Novelist Michael Phillips remembers the day he began praying a very personal prayer: “God, make me like Jesus.” That became a lifelong quest. He wrote, “I have been asking God to develop Christlikeness within me for thirty-five years. It is sometimes difficult to see much headway. But I continue to pray it…. It is a quiet prayer, a personal prayer, a humbling prayer, an invisible prayer.”1

It’s a prayer God answers day by day as our conduct increasingly reminds people of Jesus and we rise above the mediocre expectations of the world.

The Measure of His Compassion

Growing into the measure of Christ also involves compassion. Jesus had a heart for all the world, which He saw as fields white unto harvest. It’s easy to look at the masses in a warzone with compassion, but we should also have compassion for the network correspondent reporting the story on a cable station that doesn’t reflect our political views. Everyone needs compassion if they’re going to receive salvation.

This isn’t easy. Harvard Business Review reported a study that showed how the middle managers of many corporations are in an impossible situation—caught between performance demands from those above them and calls for compassion from those beneath them. The magazine used Justin as an example. The executives of his company needed better results to keep the enterprise viable, but when Justin looked at his team of workers, each had a problem. One had a teenage child struggling with addiction. Another was coping with a hospitalized parent. Another had just lost her lease, and several 

others had been dislocated by wildfires. Justin was between two pressures, but he had to take care of his people.2

Life isn’t easy to balance, but, all things considered, compassion always has a place. Matthew 9:36 says, “But when He saw the multitudes, He was moved with compassion for them.” Shortly afterward, Matthew again wrote, “And when Jesus went out He saw a great multitude; and He was moved with compassion for them” (14:14).

We never want to water down the demands of Christ, but ask yourself honestly: Am I being too hard on someone who desperately needs a little compassion right now?

Let’s measure ourselves by the personality of Christ.

The Measure of His Self-Control

Finally, think of the measure of Christ’s self-control. I don’t know all the reasons, but self-control is collapsing in our world today like the walls of Jericho. Whether it’s related to addiction, anger, violence, morality, or issues of health, we’re living in an age of unraveling disciplines.

Jesus had to put up with a lot, whether it was from His immature disciples, His abusive critics, or His deadly enemies. He even had trouble with His own siblings, who didn’t believe in Him at first. He was arrested and murdered for simply being who He was. He was tempted by the devil, provoked by His fellow countrymen, and challenged by the authorities.

He lost His freedom, His clothing, His well-being, and His life.

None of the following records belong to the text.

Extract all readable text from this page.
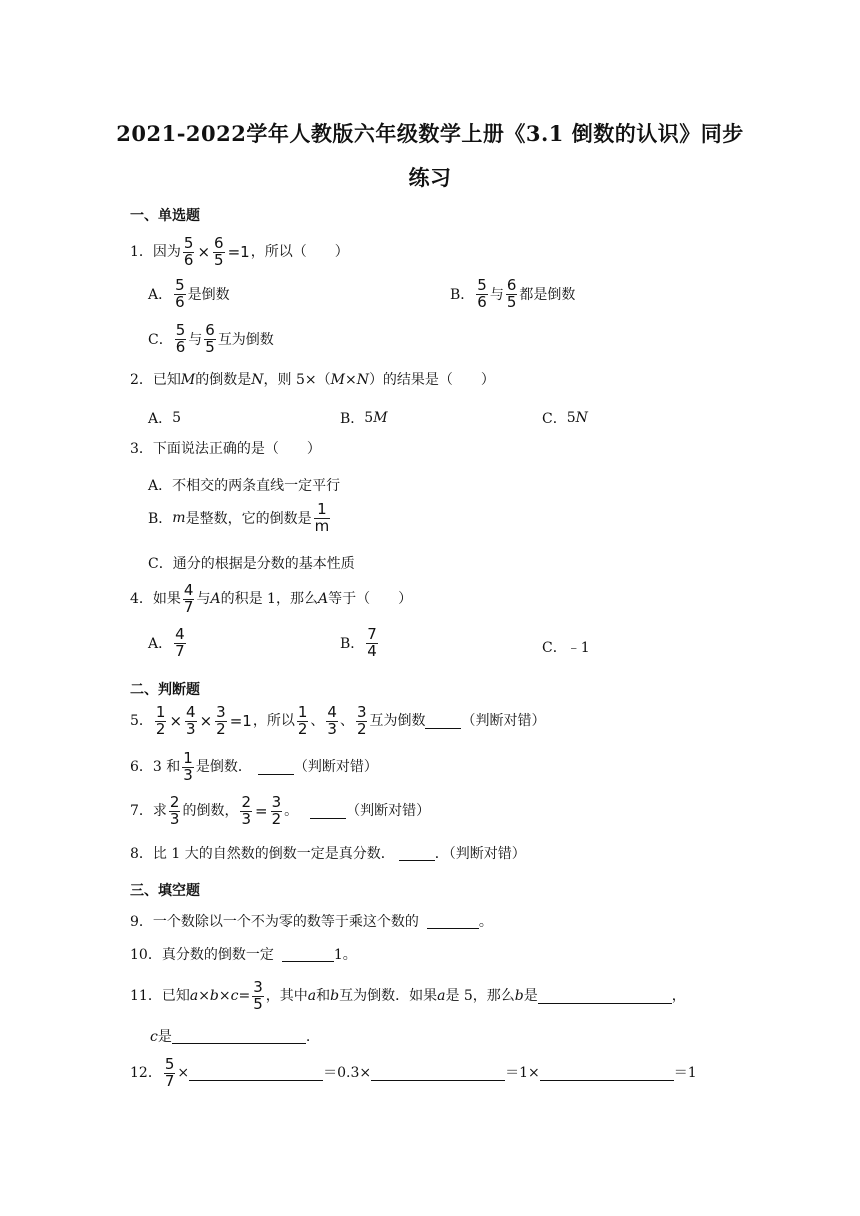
2021-2022学年人教版六年级数学上册《3.1 倒数的认识》同步
练习
一、单选题
1． 因为 $\frac{5}{6} \times \frac{6}{5} =1$ ，所以（　　）
A． $\frac{5}{6}$ 是倒数	B． $\frac{5}{6}$ 与 $\frac{6}{5}$ 都是倒数
C． $\frac{5}{6}$ 与 $\frac{6}{5}$ 互为倒数
2． 已知 M 的倒数是 N ，则 5×（ M × N ）的结果是（　　）
A． 5	B． 5 M	C． 5 N
3． 下面说法正确的是（　　）
A． 不相交的两条直线一定平行
B． m 是整数，它的倒数是 $\frac{1}{m}$
C． 通分的根据是分数的基本性质
4． 如果 $\frac{4}{7}$ 与 A 的积是 1，那么 A 等于（　　）
A． $\frac{4}{7}$	B． $\frac{7}{4}$	C． ﹣1
二、判断题
5． $\frac{1}{2} \times \frac{4}{3} \times \frac{3}{2} =1$ ，所以 $\frac{1}{2}$ 、 $\frac{4}{3}$ 、 $\frac{3}{2}$ 互为倒数	（判断对错）
6． 3 和 $\frac{1}{3}$ 是倒数．	（判断对错）
7． 求 $\frac{2}{3}$ 的倒数， $\frac{2}{3} = \frac{3}{2}$ 。	（判断对错）
8． 比 1 大的自然数的倒数一定是真分数．	．（判断对错）
三、填空题
9． 一个数除以一个不为零的数等于乘这个数的	。
10． 真分数的倒数一定	1。
11． 已知 $a \times b \times c = \frac{3}{5}$ ，其中 a 和 b 互为倒数．如果 a 是 5，那么 b 是	，
c 是	.
12． $\frac{5}{7}$ ×	＝0.3×	＝1×	＝1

But He never lost His self-control. He proved the dictum of Proverbs: “Better a patient person than a warrior, one with self-control than one who takes a city” (Proverbs 16:32, NIV).

So how do you measure up?

Oh, yes, I know it’s impossible to become like Christ… except for one secret resource—the Holy Spirit within us. His glorious inner working combines with our desires and determinations. And then God can make something out of us—someone out of us—the growing likeness of the Lord Jesus.

Let’s throw away our homemade yardsticks and reject our competitive attitudes. Don’t worry about the status of that other person. Be Christlike, not “you-like.” Jesus is the One to whom our lives should measure up. He is our Standard in all things. He is not mediocre, but marvelous!

Only as we grow in the stature of Christ can we rise above it all to serve Him with divine success and lifelong satisfaction.

Sources:

1Michael Phillips, Make Me Like Jesus (New York: Rosetta Books, 2017).

2Heidi K. Gardner and Mark Mortensen, “Managers Are Trapped in a Performance-Compassion Dilemma,” Harvard Business Review, April 7, 2022.